Here’s what happens:

UPDATE customers SET loyalty_points = loyalty_points + 1 WHERE id = 10;

because this update doesn’t change a key column.

But it cannot execute:

DELETE FROM customers WHERE id = 10;

because FOR KEY SHARE blocks deletes and key changes.

Feature Behavior
FOR KEY SHARE Weakest row lock. Allows non-key updates but blocks key changes and deletes.
Use case Reading rows referenced by foreign keys; ensuring key stability during reads.
Command that uses it SELECT ... FOR KEY SHARE

Summary Table

Lock Type Allows SELECT Allows UPDATE Allows DELETE
FOR KEY SHARE ✅ (non-key only)
FOR SHARE
FOR NO KEY UPDATE
FOR UPDATE ❌ (by others)

Lock Type Strength Description
FOR UPDATE Strongest Locks the entire row — no other lock can be taken.
FOR NO KEY UPDATE Weaker Locks the row for updates that don’t change key columns; allows FOR KEY SHARE.
FOR SHARE Weaker still Used for read-only operations; prevents updates but allows other readers.
FOR KEY SHARE Weakest Allows reading key values even when FOR NO KEY UPDATE is held.
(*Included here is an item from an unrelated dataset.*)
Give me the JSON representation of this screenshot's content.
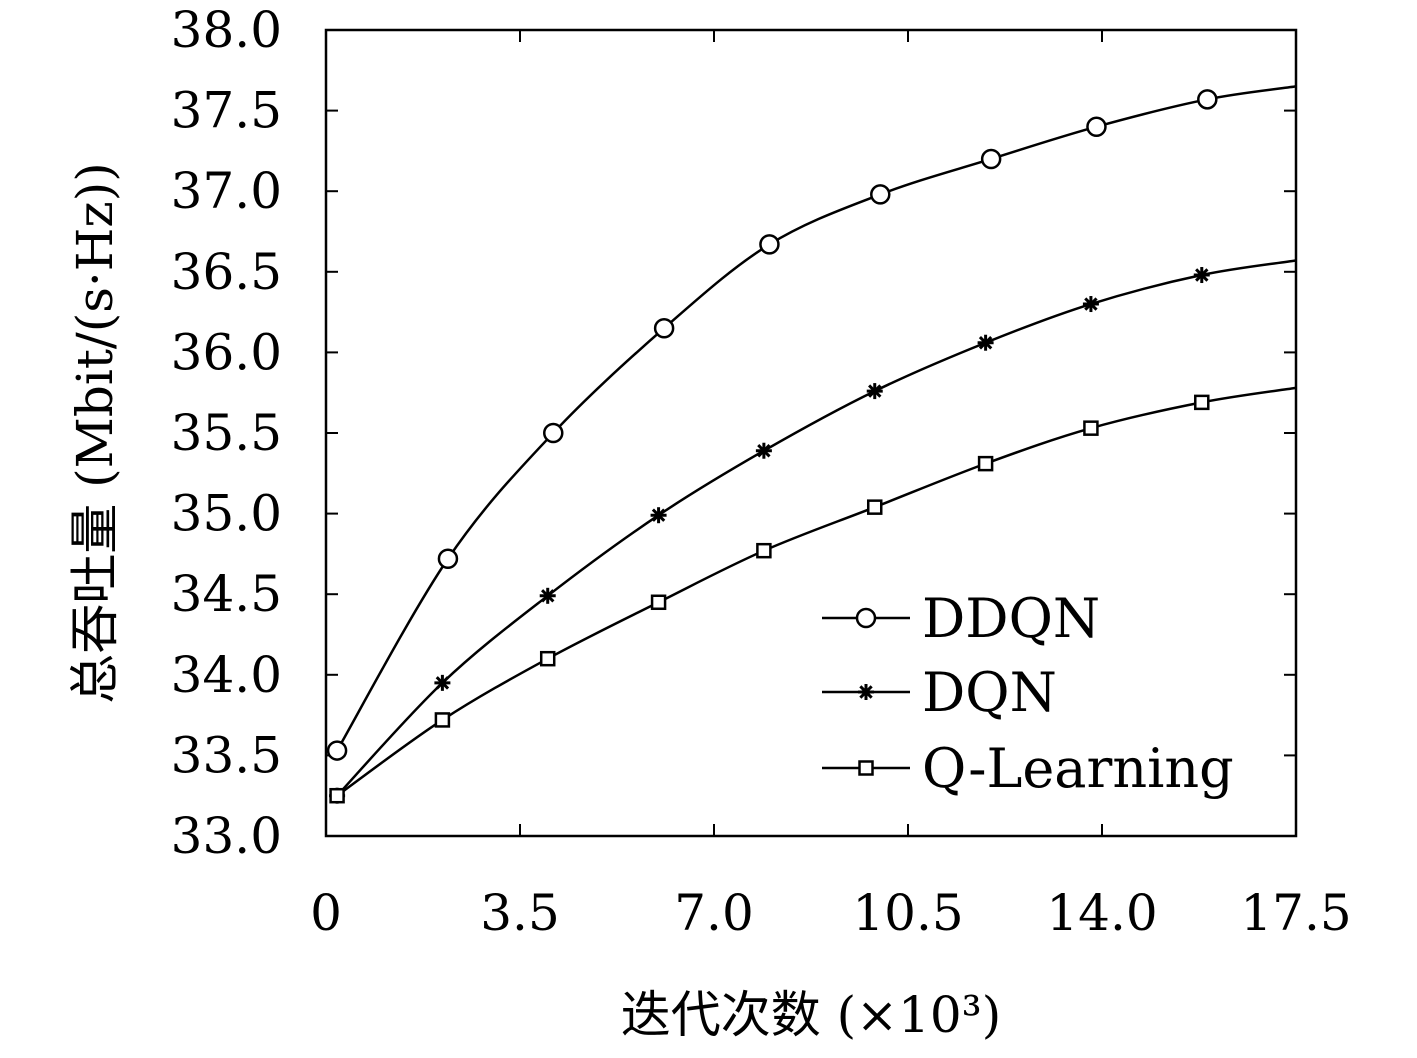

Page Locks — Protecting Memory Pages

A PostgreSQL page is an 8 KB block of memory that holds tuples (rows). Because PostgreSQL uses a process-based architecture (each connection gets its own backend process), it needs internal locks to control access to these pages.
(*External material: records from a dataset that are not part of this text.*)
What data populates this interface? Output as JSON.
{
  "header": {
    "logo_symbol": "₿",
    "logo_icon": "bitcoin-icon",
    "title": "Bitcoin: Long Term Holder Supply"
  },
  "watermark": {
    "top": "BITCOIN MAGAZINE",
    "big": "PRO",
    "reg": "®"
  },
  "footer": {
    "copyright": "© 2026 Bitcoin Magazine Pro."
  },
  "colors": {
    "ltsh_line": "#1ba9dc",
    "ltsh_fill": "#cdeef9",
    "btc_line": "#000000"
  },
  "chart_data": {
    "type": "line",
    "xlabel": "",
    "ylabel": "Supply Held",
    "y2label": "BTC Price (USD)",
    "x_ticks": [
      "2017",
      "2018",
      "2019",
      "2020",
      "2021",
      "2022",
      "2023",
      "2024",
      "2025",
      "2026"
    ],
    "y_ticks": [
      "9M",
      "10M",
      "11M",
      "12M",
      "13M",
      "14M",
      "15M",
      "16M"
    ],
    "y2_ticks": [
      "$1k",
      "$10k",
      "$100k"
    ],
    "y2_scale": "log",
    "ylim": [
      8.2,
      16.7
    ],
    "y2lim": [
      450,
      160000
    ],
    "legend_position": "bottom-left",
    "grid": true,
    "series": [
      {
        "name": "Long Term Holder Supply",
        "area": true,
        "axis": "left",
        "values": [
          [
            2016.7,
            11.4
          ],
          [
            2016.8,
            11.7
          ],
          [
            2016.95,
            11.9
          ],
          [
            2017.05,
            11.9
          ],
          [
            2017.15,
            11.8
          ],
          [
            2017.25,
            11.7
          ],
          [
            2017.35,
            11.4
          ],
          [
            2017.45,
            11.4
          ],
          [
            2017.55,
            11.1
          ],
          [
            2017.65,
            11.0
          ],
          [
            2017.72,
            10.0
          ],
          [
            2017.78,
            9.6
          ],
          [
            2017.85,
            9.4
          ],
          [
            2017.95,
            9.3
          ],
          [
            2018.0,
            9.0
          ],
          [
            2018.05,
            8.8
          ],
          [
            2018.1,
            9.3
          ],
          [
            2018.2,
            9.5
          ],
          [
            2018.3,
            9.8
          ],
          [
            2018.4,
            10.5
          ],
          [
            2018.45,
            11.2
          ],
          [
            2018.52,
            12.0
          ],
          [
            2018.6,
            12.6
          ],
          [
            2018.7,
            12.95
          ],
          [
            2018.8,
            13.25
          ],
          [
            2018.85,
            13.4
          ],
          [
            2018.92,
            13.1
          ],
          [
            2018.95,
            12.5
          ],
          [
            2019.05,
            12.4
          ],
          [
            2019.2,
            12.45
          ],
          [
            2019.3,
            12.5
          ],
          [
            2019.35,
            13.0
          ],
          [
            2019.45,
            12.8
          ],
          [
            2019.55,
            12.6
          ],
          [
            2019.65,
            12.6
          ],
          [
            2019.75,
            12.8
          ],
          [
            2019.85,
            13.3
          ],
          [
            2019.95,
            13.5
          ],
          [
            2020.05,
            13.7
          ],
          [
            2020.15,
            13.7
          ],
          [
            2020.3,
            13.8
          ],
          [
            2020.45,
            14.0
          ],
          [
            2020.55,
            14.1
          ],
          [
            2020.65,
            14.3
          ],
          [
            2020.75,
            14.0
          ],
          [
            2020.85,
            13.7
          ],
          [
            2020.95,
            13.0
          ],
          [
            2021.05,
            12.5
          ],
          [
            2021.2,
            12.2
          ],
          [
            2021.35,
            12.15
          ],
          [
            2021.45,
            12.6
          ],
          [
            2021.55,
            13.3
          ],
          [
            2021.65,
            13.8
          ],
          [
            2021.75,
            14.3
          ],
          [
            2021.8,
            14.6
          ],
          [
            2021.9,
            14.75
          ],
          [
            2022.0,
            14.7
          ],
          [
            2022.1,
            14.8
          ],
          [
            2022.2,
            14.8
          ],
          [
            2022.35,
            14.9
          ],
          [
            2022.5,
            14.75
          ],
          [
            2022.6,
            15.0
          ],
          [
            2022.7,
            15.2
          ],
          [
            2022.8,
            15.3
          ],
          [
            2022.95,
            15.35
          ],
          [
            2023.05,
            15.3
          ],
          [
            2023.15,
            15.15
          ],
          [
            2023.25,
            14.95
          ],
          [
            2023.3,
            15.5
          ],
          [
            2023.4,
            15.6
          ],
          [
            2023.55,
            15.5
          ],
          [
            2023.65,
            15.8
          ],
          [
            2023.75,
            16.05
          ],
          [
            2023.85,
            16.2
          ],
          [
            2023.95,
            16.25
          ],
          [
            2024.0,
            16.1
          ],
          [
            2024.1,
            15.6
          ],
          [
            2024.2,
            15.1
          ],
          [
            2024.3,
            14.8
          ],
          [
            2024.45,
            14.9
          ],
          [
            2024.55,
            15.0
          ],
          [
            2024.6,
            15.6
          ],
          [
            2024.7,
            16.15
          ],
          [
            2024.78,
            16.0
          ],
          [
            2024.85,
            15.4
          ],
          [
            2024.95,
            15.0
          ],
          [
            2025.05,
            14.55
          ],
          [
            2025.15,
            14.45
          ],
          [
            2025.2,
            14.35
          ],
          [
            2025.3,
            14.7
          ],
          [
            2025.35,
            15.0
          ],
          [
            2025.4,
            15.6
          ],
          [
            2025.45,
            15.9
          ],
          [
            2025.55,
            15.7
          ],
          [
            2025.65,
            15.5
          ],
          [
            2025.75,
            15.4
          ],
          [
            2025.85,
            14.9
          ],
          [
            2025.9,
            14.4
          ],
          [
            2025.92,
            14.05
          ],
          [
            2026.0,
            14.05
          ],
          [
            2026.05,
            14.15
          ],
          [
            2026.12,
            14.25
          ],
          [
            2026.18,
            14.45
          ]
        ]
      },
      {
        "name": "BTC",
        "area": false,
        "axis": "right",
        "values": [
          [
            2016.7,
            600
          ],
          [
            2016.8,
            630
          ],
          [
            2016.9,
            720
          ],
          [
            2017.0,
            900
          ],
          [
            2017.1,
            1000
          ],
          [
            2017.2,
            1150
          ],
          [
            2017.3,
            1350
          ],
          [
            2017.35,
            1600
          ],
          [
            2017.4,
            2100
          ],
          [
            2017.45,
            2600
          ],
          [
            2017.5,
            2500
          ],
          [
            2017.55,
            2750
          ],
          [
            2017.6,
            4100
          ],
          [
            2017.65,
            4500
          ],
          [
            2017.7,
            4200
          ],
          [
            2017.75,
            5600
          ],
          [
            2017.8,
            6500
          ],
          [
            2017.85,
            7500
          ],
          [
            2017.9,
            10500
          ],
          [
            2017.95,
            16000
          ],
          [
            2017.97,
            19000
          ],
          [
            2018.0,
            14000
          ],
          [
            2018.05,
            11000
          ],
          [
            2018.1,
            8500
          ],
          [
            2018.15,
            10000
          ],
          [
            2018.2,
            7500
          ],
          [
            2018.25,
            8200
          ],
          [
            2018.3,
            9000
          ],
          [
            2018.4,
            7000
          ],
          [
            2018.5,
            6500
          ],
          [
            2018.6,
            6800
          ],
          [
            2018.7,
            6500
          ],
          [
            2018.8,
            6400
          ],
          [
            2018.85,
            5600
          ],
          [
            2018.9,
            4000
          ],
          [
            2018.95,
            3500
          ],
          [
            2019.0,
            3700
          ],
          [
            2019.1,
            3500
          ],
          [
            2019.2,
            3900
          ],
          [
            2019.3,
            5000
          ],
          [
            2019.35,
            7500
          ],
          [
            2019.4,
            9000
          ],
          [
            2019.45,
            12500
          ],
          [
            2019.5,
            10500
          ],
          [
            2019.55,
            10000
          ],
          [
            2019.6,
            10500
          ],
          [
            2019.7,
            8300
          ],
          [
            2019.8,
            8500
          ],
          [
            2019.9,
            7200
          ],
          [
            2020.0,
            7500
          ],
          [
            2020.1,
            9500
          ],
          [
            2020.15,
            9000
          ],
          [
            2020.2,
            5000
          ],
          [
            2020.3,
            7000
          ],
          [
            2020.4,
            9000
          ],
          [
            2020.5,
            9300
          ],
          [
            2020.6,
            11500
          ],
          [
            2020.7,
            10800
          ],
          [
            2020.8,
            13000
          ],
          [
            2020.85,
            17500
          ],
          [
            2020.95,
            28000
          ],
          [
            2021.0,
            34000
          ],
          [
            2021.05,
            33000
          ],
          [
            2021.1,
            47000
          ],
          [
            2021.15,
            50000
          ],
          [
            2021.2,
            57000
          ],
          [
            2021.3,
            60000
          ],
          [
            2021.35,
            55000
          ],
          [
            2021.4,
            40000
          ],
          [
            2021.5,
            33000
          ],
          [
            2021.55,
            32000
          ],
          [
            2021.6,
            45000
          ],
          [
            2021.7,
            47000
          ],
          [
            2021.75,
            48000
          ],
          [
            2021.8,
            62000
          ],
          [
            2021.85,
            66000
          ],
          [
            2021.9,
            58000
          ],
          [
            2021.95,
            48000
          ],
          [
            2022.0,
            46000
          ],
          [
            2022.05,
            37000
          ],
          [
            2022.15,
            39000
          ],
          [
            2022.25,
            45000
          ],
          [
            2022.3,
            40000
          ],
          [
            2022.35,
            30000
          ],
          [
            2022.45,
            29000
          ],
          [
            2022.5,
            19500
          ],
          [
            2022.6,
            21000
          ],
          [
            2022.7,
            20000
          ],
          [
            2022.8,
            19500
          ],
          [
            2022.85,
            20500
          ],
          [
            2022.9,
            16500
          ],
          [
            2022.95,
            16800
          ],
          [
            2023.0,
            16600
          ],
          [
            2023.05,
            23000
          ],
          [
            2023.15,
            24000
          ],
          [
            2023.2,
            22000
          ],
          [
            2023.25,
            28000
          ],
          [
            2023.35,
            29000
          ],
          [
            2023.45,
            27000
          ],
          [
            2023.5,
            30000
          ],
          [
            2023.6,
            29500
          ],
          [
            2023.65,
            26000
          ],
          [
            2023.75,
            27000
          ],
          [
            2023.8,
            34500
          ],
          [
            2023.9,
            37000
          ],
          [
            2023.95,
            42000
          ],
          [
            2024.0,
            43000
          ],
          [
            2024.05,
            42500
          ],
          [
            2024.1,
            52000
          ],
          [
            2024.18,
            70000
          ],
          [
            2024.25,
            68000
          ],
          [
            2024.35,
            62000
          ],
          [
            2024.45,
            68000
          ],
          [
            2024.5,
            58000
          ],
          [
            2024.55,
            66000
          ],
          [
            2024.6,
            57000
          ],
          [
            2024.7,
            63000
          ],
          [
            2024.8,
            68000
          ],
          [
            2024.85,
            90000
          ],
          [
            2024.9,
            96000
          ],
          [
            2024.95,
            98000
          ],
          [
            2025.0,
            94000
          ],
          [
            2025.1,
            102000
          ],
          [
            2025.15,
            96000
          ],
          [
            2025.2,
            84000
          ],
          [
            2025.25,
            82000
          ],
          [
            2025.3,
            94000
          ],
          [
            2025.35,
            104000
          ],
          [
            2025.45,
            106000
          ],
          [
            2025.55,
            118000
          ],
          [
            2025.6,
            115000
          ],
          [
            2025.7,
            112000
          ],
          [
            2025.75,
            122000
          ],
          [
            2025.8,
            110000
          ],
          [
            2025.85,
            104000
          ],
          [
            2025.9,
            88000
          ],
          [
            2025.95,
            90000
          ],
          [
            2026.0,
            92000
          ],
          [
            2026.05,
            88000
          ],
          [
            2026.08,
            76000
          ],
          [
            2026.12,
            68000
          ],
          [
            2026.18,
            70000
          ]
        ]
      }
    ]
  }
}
This mechanism works like mutexes or semaphores in operating systems — it ensures data integrity when many processes attempt to access the same memory area.

Deadlocks — When Locks Block Each Other

A deadlock occurs when two transactions each hold locks that the other needs. Neither can continue, so PostgreSQL detects the situation and cancels one of them.

-- Transaction 1
BEGIN;
SELECT * FROM accounts WHERE id = 1 FOR UPDATE;

-- Transaction 2
BEGIN;
SELECT * FROM accounts WHERE id = 2 FOR UPDATE;

-- Tx1 now tries to update row 2
UPDATE accounts SET balance = balance - 100 WHERE id = 2;

-- Tx2 tries to update row 1
UPDATE accounts SET balance = balance - 100 WHERE id = 1;

Both transactions wait for each other indefinitely — PostgreSQL detects the deadlock and aborts one of them

Tip: Keep transactions short, and always acquire locks in a consistent order to avoid deadlocks.